Ce mercredi 4 mai, les garde-côtes tunisiens ont récupéré vingt-quatre autres corps de migrants qui se trouvaient parmi environ 120 personnes sur des bateaux qui ont coulé au large des côtes tunisiennes fin avril.
Selon une source locale, les 24 corps ont été transférés à la morgue de l’hôpital régional de Sfax. Et que plus de 50 personnes sont toujours portées disparues.
« La morgue a reçu ces derniers mois 92 corps de migrants morts en mer, tous originaires d’Afrique subsaharienne, dont une quarantaine sont entassés sur le sol faute de place », a déploré Mourad Turki, porte-parole du tribunal de Sfax, à l’AFP.

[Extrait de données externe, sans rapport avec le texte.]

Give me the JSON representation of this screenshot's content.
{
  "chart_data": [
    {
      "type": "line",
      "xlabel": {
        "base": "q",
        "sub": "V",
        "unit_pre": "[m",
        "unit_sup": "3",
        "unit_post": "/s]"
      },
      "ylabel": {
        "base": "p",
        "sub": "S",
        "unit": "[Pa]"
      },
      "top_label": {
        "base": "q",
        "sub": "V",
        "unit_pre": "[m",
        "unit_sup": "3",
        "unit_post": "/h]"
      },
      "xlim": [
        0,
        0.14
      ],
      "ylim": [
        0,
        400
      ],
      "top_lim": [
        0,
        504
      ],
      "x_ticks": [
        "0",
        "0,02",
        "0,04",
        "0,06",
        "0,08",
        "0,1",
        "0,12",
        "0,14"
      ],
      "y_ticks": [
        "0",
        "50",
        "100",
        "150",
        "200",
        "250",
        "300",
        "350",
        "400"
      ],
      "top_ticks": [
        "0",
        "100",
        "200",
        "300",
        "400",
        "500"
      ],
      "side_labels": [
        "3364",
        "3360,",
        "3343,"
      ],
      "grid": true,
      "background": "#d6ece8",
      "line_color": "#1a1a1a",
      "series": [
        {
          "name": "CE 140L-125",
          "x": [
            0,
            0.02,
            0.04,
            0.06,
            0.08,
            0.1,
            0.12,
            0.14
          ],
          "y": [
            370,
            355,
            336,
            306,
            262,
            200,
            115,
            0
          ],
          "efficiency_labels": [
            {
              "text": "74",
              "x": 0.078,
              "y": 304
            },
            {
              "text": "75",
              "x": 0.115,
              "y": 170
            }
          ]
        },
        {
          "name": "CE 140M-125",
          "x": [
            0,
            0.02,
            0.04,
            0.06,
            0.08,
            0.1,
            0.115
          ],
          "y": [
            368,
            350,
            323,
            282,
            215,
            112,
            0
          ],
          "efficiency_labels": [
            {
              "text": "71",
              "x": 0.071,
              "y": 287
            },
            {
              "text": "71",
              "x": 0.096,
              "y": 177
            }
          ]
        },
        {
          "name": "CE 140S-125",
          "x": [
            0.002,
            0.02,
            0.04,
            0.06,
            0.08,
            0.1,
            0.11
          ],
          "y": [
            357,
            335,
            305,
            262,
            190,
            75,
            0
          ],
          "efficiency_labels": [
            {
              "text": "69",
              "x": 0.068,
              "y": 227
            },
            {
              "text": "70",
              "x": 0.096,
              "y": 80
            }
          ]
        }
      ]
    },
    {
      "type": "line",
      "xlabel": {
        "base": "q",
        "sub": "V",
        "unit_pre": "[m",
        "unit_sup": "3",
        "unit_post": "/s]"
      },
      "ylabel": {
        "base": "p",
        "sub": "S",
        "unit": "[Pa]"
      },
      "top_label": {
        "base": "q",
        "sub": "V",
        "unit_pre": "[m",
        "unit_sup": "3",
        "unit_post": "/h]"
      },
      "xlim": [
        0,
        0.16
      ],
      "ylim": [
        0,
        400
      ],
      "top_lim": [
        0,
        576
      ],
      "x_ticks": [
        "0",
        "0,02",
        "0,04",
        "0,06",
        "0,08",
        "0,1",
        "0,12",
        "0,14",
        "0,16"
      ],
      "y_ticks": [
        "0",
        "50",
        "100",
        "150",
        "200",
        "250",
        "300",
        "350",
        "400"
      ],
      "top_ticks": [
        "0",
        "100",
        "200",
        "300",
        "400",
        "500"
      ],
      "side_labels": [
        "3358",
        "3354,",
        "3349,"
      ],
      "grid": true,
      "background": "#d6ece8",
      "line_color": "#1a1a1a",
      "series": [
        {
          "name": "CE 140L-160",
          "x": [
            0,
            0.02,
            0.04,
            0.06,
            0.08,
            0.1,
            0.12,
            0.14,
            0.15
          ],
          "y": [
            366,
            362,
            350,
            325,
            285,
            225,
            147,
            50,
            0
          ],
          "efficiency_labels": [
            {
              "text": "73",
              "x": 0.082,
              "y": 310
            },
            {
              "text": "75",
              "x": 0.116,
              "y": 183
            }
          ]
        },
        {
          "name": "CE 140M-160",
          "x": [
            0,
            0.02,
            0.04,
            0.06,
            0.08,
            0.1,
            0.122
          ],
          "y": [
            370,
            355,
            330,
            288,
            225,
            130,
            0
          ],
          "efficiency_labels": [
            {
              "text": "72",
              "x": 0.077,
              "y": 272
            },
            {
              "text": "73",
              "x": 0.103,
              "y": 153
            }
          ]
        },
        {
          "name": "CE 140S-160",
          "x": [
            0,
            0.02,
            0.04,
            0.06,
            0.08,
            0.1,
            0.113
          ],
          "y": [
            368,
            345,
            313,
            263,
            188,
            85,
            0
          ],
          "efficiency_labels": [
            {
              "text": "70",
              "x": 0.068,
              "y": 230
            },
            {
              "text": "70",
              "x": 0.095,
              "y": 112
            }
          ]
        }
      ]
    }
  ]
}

La majorité des municipalités du pays refuse de prendre en charge les dépouilles de migrants.
« La morgue s’est remplie. Il n’y a plus de place pour enterrer les corps dans le cimetière destiné aux migrants dans la région de Sfax », a ajouté M. Turki.
La Tunisie, l’un des principaux points de départ pour les migrants qui veulent rallier clandestinement l’Europe, peine depuis des années à enterrer les dépouilles des candidats morts noyés.
Près de 2.000 migrants ont été portés disparus ou sont morts noyés en Méditerranée l’an passé, contre 1.401 en 2020, selon l’Organisation internationale pour les migrations (OIM).